When DSOC cured with epoxy resin, the double spiro-ring structures of DSOC could undergo ring-opening polymerizations with expansions in volume. It could effectively offset the volume shrinkage of the epoxy resin during the curing process, and thus it could reduce the residual shrinkage stress, improve the adhesive properties and impact strength of the material. However, the spiroorthocarbonates are expected to act as flexibilizing agents, it formed flexible poly (ether-carbonate) chains after cationic induced double ring-opening reaction,[11] their low T_g would affect the rigidity of the crosslinked material; but it also improved the conversion ratio of epoxy groups, which can enhance the tensile strength of epoxy resins.
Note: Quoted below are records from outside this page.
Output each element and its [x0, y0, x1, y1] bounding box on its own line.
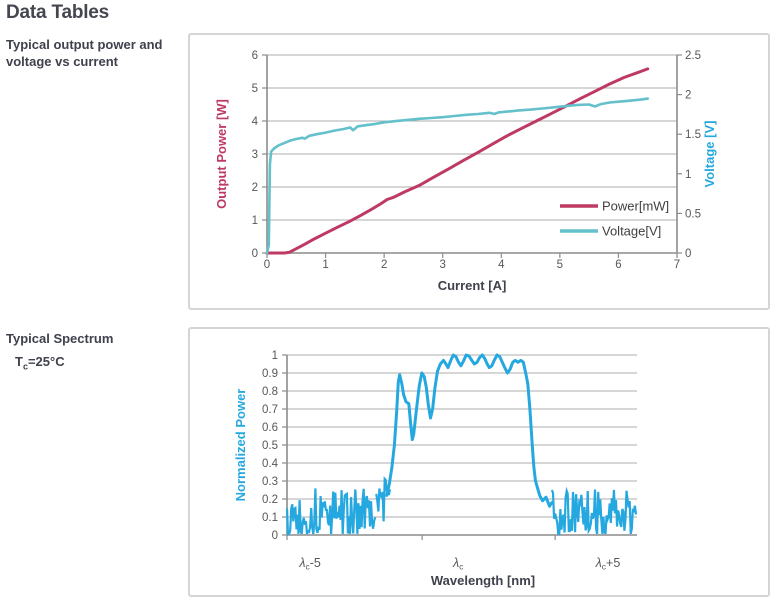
- chart-panel-spectrum: 0 0.1 0.2 0.3 0.4 0.5 0.6 0.7 0.8 0.9 1 λc-5 λc λc+5 W…: [188, 327, 770, 597]
- svg-text:3: 3: [440, 259, 446, 271]
- svg-text:0.7: 0.7: [262, 404, 278, 416]
- svg-text:0.6: 0.6: [262, 422, 278, 434]
- page-title: Data Tables: [6, 2, 110, 23]
- svg-text:5: 5: [557, 259, 563, 271]
- axis-titles: Wavelength [nm] Normalized Power: [233, 389, 535, 588]
- section-heading-power-voltage: Typical output power and voltage vs curr…: [6, 37, 163, 69]
- case-temperature-symbol: T: [15, 354, 23, 369]
- svg-text:1: 1: [252, 215, 258, 227]
- legend: Power[mW] Voltage[V]: [560, 199, 669, 239]
- svg-text:4: 4: [252, 116, 259, 128]
- svg-text:3: 3: [252, 149, 258, 161]
- svg-text:2: 2: [252, 182, 258, 194]
- svg-text:6: 6: [252, 50, 258, 62]
- y-axis-left: 0 1 2 3 4 5 6: [252, 50, 267, 260]
- svg-text:λc-5: λc-5: [298, 556, 321, 572]
- y-axis-left-title: Normalized Power: [233, 389, 248, 502]
- y-axis-left: 0 0.1 0.2 0.3 0.4 0.5 0.6 0.7 0.8 0.9 1: [262, 350, 287, 542]
- series-normalized-spectrum: [385, 353, 554, 508]
- svg-text:2: 2: [685, 90, 691, 102]
- svg-text:0.2: 0.2: [262, 494, 278, 506]
- svg-text:λc: λc: [452, 556, 464, 572]
- svg-text:0.5: 0.5: [262, 440, 278, 452]
- y-axis-left-title: Output Power [W]: [214, 99, 229, 209]
- series-power-mw-: [265, 67, 650, 255]
- axis-titles: Current [A] Output Power [W] Voltage [V]: [214, 99, 717, 293]
- svg-text:1.5: 1.5: [685, 129, 701, 141]
- svg-text:0: 0: [252, 248, 258, 260]
- svg-text:1: 1: [272, 350, 278, 362]
- y-axis-right-title: Voltage [V]: [702, 121, 717, 188]
- svg-text:Voltage[V]: Voltage[V]: [602, 224, 661, 239]
- gridlines: [287, 354, 637, 518]
- svg-text:6: 6: [615, 259, 621, 271]
- svg-text:4: 4: [498, 259, 505, 271]
- svg-text:7: 7: [674, 259, 680, 271]
- x-axis-title: Wavelength [nm]: [431, 573, 535, 588]
- noise-floor: [285, 476, 638, 535]
- svg-text:0: 0: [272, 530, 278, 542]
- case-temperature-label: Tc=25°C: [15, 354, 65, 372]
- svg-text:Power[mW]: Power[mW]: [602, 199, 669, 214]
- li-vi-chart: 0 1 2 3 4 5 6 0 0.5 1 1.5 2 2.5 0 1 2 3 4 5 6 7 Current [A] Ou…: [214, 50, 717, 293]
- y-axis-right: 0 0.5 1 1.5 2 2.5: [677, 50, 701, 260]
- svg-text:5: 5: [252, 83, 258, 95]
- chart-panel-li-curve: 0 1 2 3 4 5 6 0 0.5 1 1.5 2 2.5 0 1 2 3 4 5 6 7 Current [A] Ou…: [188, 33, 770, 310]
- case-temperature-subscript: c: [22, 361, 28, 372]
- svg-text:0.9: 0.9: [262, 368, 278, 380]
- x-axis: λc-5 λc λc+5: [286, 535, 621, 572]
- svg-text:0.8: 0.8: [262, 386, 278, 398]
- x-axis: 0 1 2 3 4 5 6 7: [264, 253, 680, 271]
- svg-text:0.1: 0.1: [262, 512, 278, 524]
- section-heading-spectrum: Typical Spectrum: [6, 331, 114, 346]
- svg-text:2: 2: [381, 259, 387, 271]
- svg-text:0.5: 0.5: [685, 208, 701, 220]
- svg-text:1: 1: [322, 259, 328, 271]
- case-temperature-value: =25°C: [27, 354, 65, 369]
- svg-text:λc+5: λc+5: [595, 556, 621, 572]
- spectrum-chart: 0 0.1 0.2 0.3 0.4 0.5 0.6 0.7 0.8 0.9 1 λc-5 λc λc+5 W…: [233, 350, 638, 588]
- x-axis-title: Current [A]: [438, 278, 507, 293]
- svg-text:2.5: 2.5: [685, 50, 701, 62]
- svg-text:1: 1: [685, 169, 691, 181]
- svg-text:0.3: 0.3: [262, 476, 278, 488]
- svg-text:0.4: 0.4: [262, 458, 279, 470]
- series-voltage-v-: [265, 97, 650, 255]
- svg-text:0: 0: [264, 259, 270, 271]
- svg-text:0: 0: [685, 248, 691, 260]
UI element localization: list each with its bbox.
3.7. Fracture surface morphology

The SEM morphologies of fracture surface after impact testing are presented in Figure 5. Figure 5(a) shows the fracture surface morphology of pure EP. It possesses a smooth fracture surface, with the behavior of brittle fracture. Figure 5(b–d) shows the fracture surface morphology of EP/DSOC composites. The surfaces are very rough, with many ditches and ridges, which can be characterized as ductile fracture. This indicates the copolymerization of DSOC and epoxy resins without phase separation, thus improves the toughness of the material. And it is very important for the properties of cured epoxy resins.

4. Conclusion

A novel DOPO-based spiroorthocarbonate was synthesized successfully and confirmed with ¹H, ³¹P, ¹³C NMR, and FT-IR spectra. It was used as anti-shrinkage additive and flame retardant in epoxy resin curing. The shrinkage of the cured epoxy resin containing DSOC was investigated by measuring the density of the system before and after curing. It was found that shrinkage of epoxy resin changed from −1.49 to 1.43% with the content of DSOC increased to 20 wt%, not only the shrinkage of epoxy resin was eliminated, but also a slight expansion was achieved. The flame retardancy and thermal stability of the cured epoxy resins were investigated by LOI, UL-94 test, and TGA. LOI values increased from 19.9% for pure E-51 to 30.9% for modified epoxy resins, and UL-94 V-0 rating can be obtained with 15 wt% DSOC. TGA indicates that the incorporation of DSOC significantly enhanced the char yield. The tensile strength of cured epoxy resins decreased, the adhesive strength increased, and the toughness was notably improved. The results showed that DSOC was a promising anti-shrinkage additive and flame retardant for epoxy resins.

Disclosure statement

No potential conflict of interest were reported by the authors.

Additional information

Funding

This research was supported by the National Natural Science Foundation of China [grant number 51073095]; the National Key Technology R&D Program of China [grant number 2012BAB06B03]; the Science Foundation of Liaoning Province Education Department [grant number L2012481].